Day-21 results indicated seroconversion and seroprotection rates of more than 86% of children in the vaccine arms, compared with a 4% seroconversion rate and a 17% seroprotection rate in the placebo arm. Day-42 results indicated more than 98% seroconversion and seroprotection rates in the two vaccine arms and 17% seroconversion and 32% seroprotection among children receiving placebo.
“There was not much difference between the 7.5 mcg and 15 mcg doses,” Piedra said. “Also, if you look at seroconversion by each age group stratification, they are very similar. Age was not a factor in the seroconversion for each vaccine group.”
Piedra said the same was true for seroprotection data as stratified by age.
Fever
Safety profile data indicated that nearly 80% of children had one type of adverse event but that the majority of adverse events were mild and short-lived, according to Piedra. Injection-site pain and redness were the most frequently reported events.
“We included more information for fever [in the trial] because fever is the main adverse event, particularly for children aged 6 months to 3 years,” Piedra said. “The key point here is that you see a dose response by age; the younger children who received the higher vaccine dose had higher rates of fever.”

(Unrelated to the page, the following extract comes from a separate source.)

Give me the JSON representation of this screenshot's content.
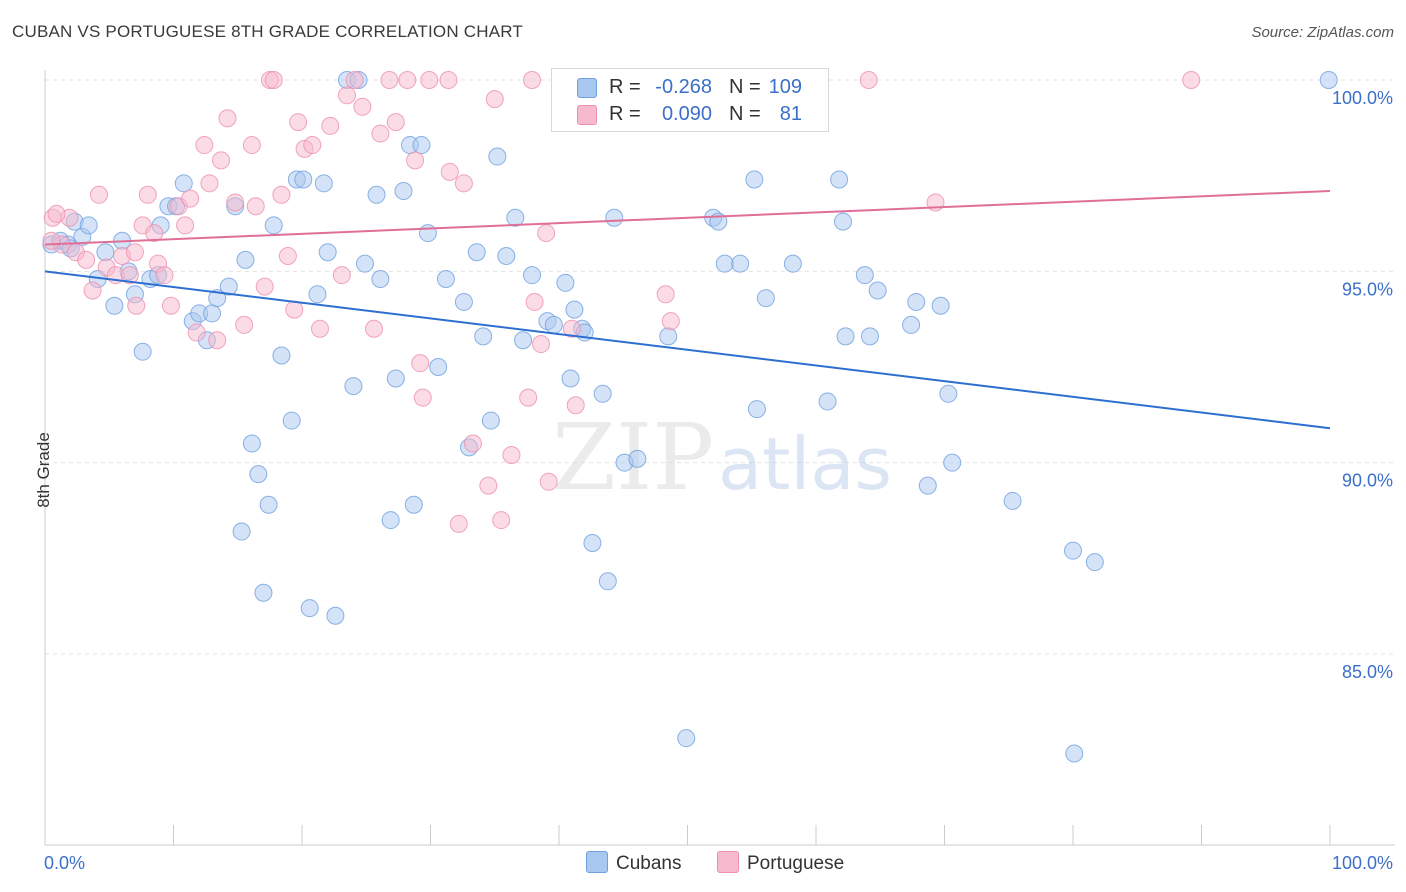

Piedra said that younger children in the 15-mcg arm also were more likely to experience moderate or severe fever but that most fevers dissipated within 2 days of vaccination.
“Interestingly, we did not see this pattern after the second dose, and we did not see this in older age groups,” Piedra said. – by Rob Volansky
For more information:
- Piedra P. #176. One Dose of CSL 2009 nH1N1 Influenza Vaccine at 7.5 and 15 Micrograms of Hemagglutinin (HA) is Immunogenic and Safe in Children 6 Months up to 9 Years Old. Presented at: the IDSA 48th Annual Meeting; Oct. 21-24, 2010; Vancouver, B.C.
Disclosure:
Piedra reported being a grant investigator with CSL and Sanofi-Pasteur; and being a grant investigator and being on the speaker’s bureau at MedImmune and Roche.